Brunch, lunch or dinner, this Crustless Tomato Pie is perfect for any meal! Made with fresh tomatoes, cheese, eggs, onions and herbs, this easy gluten-free tomato pie needs no pie crust!
Line a baking sheet with 2 to 3 layers of paper towel. Slice the tomatoes, arrange on the baking sheet and sprinkle with salt. Let stand for at least 30 minutes.
Using a paper towel or a clean kitchen towel, pat the tomatoes dry, then turn them over and pat them dry on the other side. Draining the tomatoes is an essential step in this recipe to avoid making a soggy, watery pie.
In a medium bowl, combine 1 cup of the grated mozzarella and 1 cup of the grated cheddar cheese with the beaten eggs, Dijon mustard, minced garlic and black pepper.
Using a well-greased pie dish or springform pan, spread one half of the cheese and egg mixture on the bottom of the pan. Add a layer of tomatoes, overlapping slightly, then ½ of the chopped green onion and a sprinkle of oregano leaves and torn basil leaves.
Repeat the layers. Use the remaining mozzarella and cheddar to sprinkle over the top of the pie.
Bake the pie at 375°F. for 30 to 40 minutes or until the cheese is golden brown. To be sure the center is fully cooked, insert an instant-read meat thermometer in the centre of the pie. It should register 165°F.

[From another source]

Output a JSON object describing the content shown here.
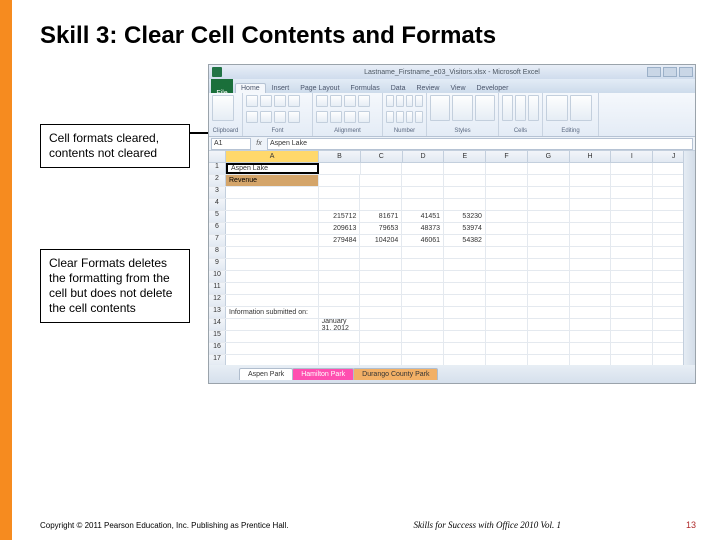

Let the pie stand for 15 minutes before slicing and serving. It will firm up as it sits, allowing the juices to be reabsorbed. There may still be a little water in the bottom of the dish. It's delicious! Sop it up with a piece of bread!
Notes
It's essential to drain the tomatoes very well in this recipe.Salt them, let them stand, pat dry, then blot away any excess moisture you see. You'll be surprised at how much juice they hold! Draining the tomatoes will help to prevent a watery pie.